In 2003 she graduated from University of Yaoundé II as a Master of Business Law and Management.

== Career ==
During university study she worked for the British Council Cameroon. In 2003 after graduation she founded the CAPEC and later 2 educational institutions. For the fundraising she used GlobalGiving, Indiegogo, and other web portals.

=== Cameroon Association for the Protection and Education of the Child (CAPEC) ===
CAPEC is a non-profit and non-governmental organization based in Yaoundé. Since 2003 it worked on many community projects, now it has offices in Yaoundé and Kumba and over 30 employees. The core activities include:
- gender and capacity building
- health / HIV / OVC (orphans and vulnerable children)
- education project.
Popular is its program for international volunteers. CAPEC is considered to be one of Cameroon's best child welfare organizations.

=== Bitame Lucia International School (BLIS) ===
In 2009 she co-founded the Bitame Lucia International School (BLIS) providing a nursery and a primary bilingual school (English and French).
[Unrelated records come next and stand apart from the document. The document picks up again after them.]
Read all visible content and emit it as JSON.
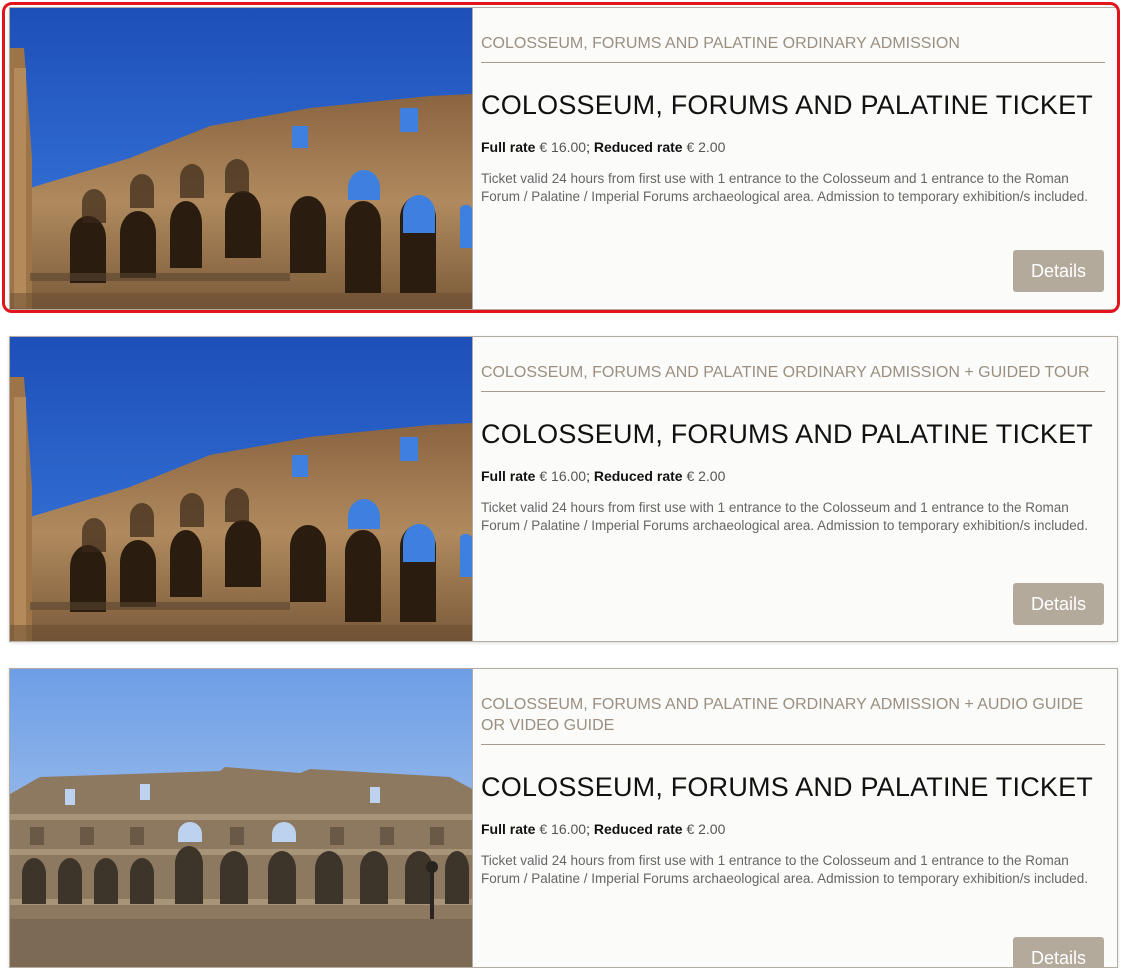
{
  "cards": [
    {
      "category": "COLOSSEUM, FORUMS AND PALATINE ORDINARY ADMISSION",
      "title": "COLOSSEUM, FORUMS AND PALATINE TICKET",
      "full_rate_label": "Full rate",
      "full_rate_value": "€ 16.00",
      "separator": ";",
      "reduced_rate_label": "Reduced rate",
      "reduced_rate_value": "€ 2.00",
      "description": "Ticket valid 24 hours from first use with 1 entrance to the Colosseum and 1 entrance to the Roman Forum / Palatine / Imperial Forums archaeological area. Admission to temporary exhibition/s included.",
      "button_label": "Details",
      "image": "colosseum-photo"
    },
    {
      "category": "COLOSSEUM, FORUMS AND PALATINE ORDINARY ADMISSION + GUIDED TOUR",
      "title": "COLOSSEUM, FORUMS AND PALATINE TICKET",
      "full_rate_label": "Full rate",
      "full_rate_value": "€ 16.00",
      "separator": ";",
      "reduced_rate_label": "Reduced rate",
      "reduced_rate_value": "€ 2.00",
      "description": "Ticket valid 24 hours from first use with 1 entrance to the Colosseum and 1 entrance to the Roman Forum / Palatine / Imperial Forums archaeological area. Admission to temporary exhibition/s included.",
      "button_label": "Details",
      "image": "colosseum-photo"
    },
    {
      "category": "COLOSSEUM, FORUMS AND PALATINE ORDINARY ADMISSION + AUDIO GUIDE OR VIDEO GUIDE",
      "title": "COLOSSEUM, FORUMS AND PALATINE TICKET",
      "full_rate_label": "Full rate",
      "full_rate_value": "€ 16.00",
      "separator": ";",
      "reduced_rate_label": "Reduced rate",
      "reduced_rate_value": "€ 2.00",
      "description": "Ticket valid 24 hours from first use with 1 entrance to the Colosseum and 1 entrance to the Roman Forum / Palatine / Imperial Forums archaeological area. Admission to temporary exhibition/s included.",
      "button_label": "Details",
      "image": "colosseum-exterior-photo"
    }
  ],
  "colors": {
    "accent_button": "#b3aa9c",
    "category_text": "#9a8f80",
    "highlight_border": "#e3131b"
  }
}
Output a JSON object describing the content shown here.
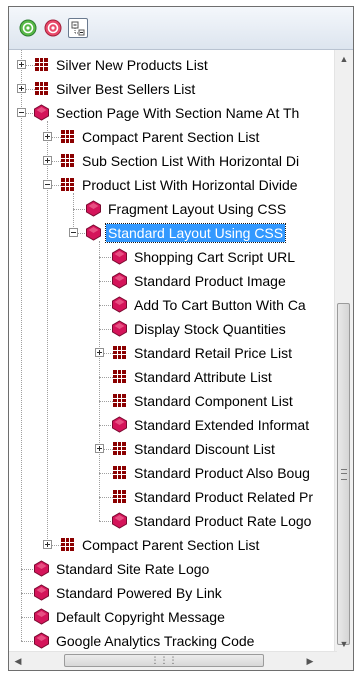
{
  "toolbar": {
    "buttons": [
      {
        "icon": "add-green-icon"
      },
      {
        "icon": "remove-red-icon"
      },
      {
        "icon": "collapse-all-icon"
      }
    ]
  },
  "tree": {
    "rows": [
      {
        "label": "Silver New Products List",
        "icon": "list-table-icon",
        "expander": "plus"
      },
      {
        "label": "Silver Best Sellers List",
        "icon": "list-table-icon",
        "expander": "plus"
      },
      {
        "label": "Section Page With Section Name At Th",
        "icon": "layout-hex-icon",
        "expander": "minus"
      },
      {
        "label": "Compact Parent Section List",
        "icon": "list-table-icon",
        "expander": "plus"
      },
      {
        "label": "Sub Section List With Horizontal Di",
        "icon": "list-table-icon",
        "expander": "plus"
      },
      {
        "label": "Product List With Horizontal Divide",
        "icon": "list-table-icon",
        "expander": "minus"
      },
      {
        "label": "Fragment Layout Using CSS",
        "icon": "layout-hex-icon",
        "expander": "none"
      },
      {
        "label": "Standard Layout Using CSS",
        "icon": "layout-hex-icon",
        "expander": "minus",
        "selected": true
      },
      {
        "label": "Shopping Cart Script URL",
        "icon": "layout-hex-icon",
        "expander": "none"
      },
      {
        "label": "Standard Product Image",
        "icon": "layout-hex-icon",
        "expander": "none"
      },
      {
        "label": "Add To Cart Button With Ca",
        "icon": "layout-hex-icon",
        "expander": "none"
      },
      {
        "label": "Display Stock Quantities",
        "icon": "layout-hex-icon",
        "expander": "none"
      },
      {
        "label": "Standard Retail Price List",
        "icon": "list-table-icon",
        "expander": "plus"
      },
      {
        "label": "Standard Attribute List",
        "icon": "list-table-icon",
        "expander": "none"
      },
      {
        "label": "Standard Component List",
        "icon": "list-table-icon",
        "expander": "none"
      },
      {
        "label": "Standard Extended Informat",
        "icon": "layout-hex-icon",
        "expander": "none"
      },
      {
        "label": "Standard Discount List",
        "icon": "list-table-icon",
        "expander": "plus"
      },
      {
        "label": "Standard Product Also Boug",
        "icon": "list-table-icon",
        "expander": "none"
      },
      {
        "label": "Standard Product Related Pr",
        "icon": "list-table-icon",
        "expander": "none"
      },
      {
        "label": "Standard Product Rate Logo",
        "icon": "layout-hex-icon",
        "expander": "none"
      },
      {
        "label": "Compact Parent Section List",
        "icon": "list-table-icon",
        "expander": "plus"
      },
      {
        "label": "Standard Site Rate Logo",
        "icon": "layout-hex-icon",
        "expander": "none"
      },
      {
        "label": "Standard Powered By Link",
        "icon": "layout-hex-icon",
        "expander": "none"
      },
      {
        "label": "Default Copyright Message",
        "icon": "layout-hex-icon",
        "expander": "none"
      },
      {
        "label": "Google Analytics Tracking Code",
        "icon": "layout-hex-icon",
        "expander": "none"
      }
    ]
  },
  "scrollbars": {
    "vertical_position": 0.66,
    "horizontal_position": 0.2
  },
  "colors": {
    "selection": "#3399ff",
    "hex_icon": "#d4145a",
    "table_icon": "#8b0000"
  }
}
The school offers teaching opportunities for international volunteers. On 20 November 2012 was opened a new classroom constructed with the help of US Embassy Ambassador's Program. Partners and sponsors include Busuu, Develop Africa, Google, OLPC, etc.

=== Bitame Lucia International College (BLIC) ===
BLIC provides secondary education since 2015, in September 2016 it welcome the visit and a geographic lesson of the Brazilian ambassador Dr. Nei Futuro Bitencourt.